Dec. 2, 2013 at 4:50 PM ET
Seriously, what is going on here?
Just a few months ago we wrote about this odd and frightening slim-down tactic practiced by models who feel the pressure to look extra-sleek on the runway. And now it seems this bizarre eating trend has become more mainstream.
As reported on ABCNews.com, the Cotton Ball Diet is the latest weight loss craze. Yes, you read that right, cotton balls.
At first glance, I assumed it meant the size of a portion should equal the size of a cotton ball (which is still atrocious). No. It means substituting cotton balls for food, so a “meal” will consist of five cotton balls dipped in some type of liquid, like juice or a smoothie.

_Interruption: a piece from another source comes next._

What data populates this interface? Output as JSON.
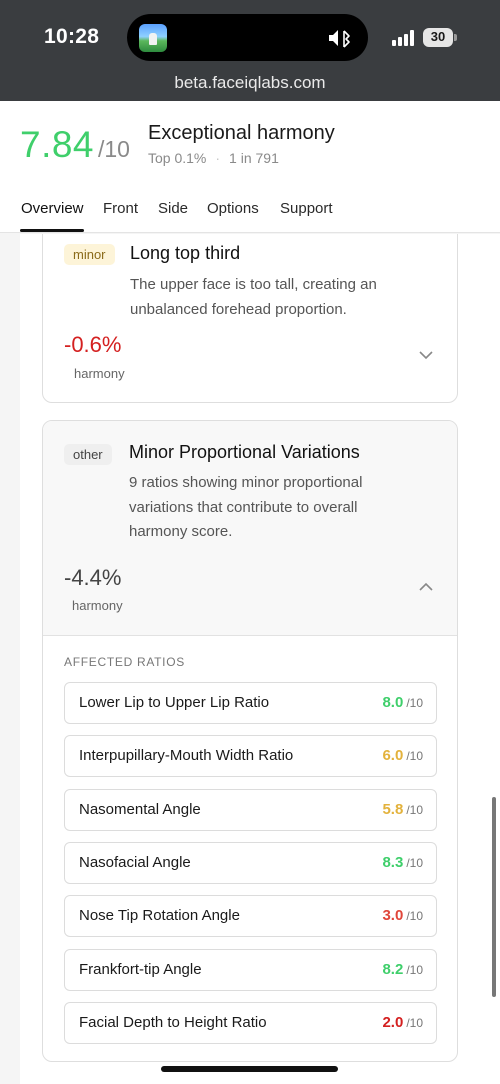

Other dieters will ingest a handful of these beverage-soaked cotton balls before eating an entrée in order to feel fuller faster.
Along with the very (obvious) health hazards that can result from eating foreign objects—choking, malnutrition, bowel or intestinal tract obstruction which could all lead to death—there is an even more troublesome going on: a lot of the girls demonstrating this “eating plan” were tweens and teens.
ABC News spoke with Lynn Grefe, president and the CEO of the National Eating Disorder Association, confirmed that this “food fad” is actually a form of a disordered eating behavior. "When we talk about something like this we certainly aren't talking about health anymore," she said. "We're talking about weight and size and certainly something that is potentially very, very dangerous."
Ladies, downing cotton balls—or any object, for that matter—is not a way of living. It’s a form of torture to your body, along with your mind and your soul. On a physical level, you can feel fuller by eating fiber and drinking water with each meal. On an emotional level, you will feel fuller by consulting with an eating specialist.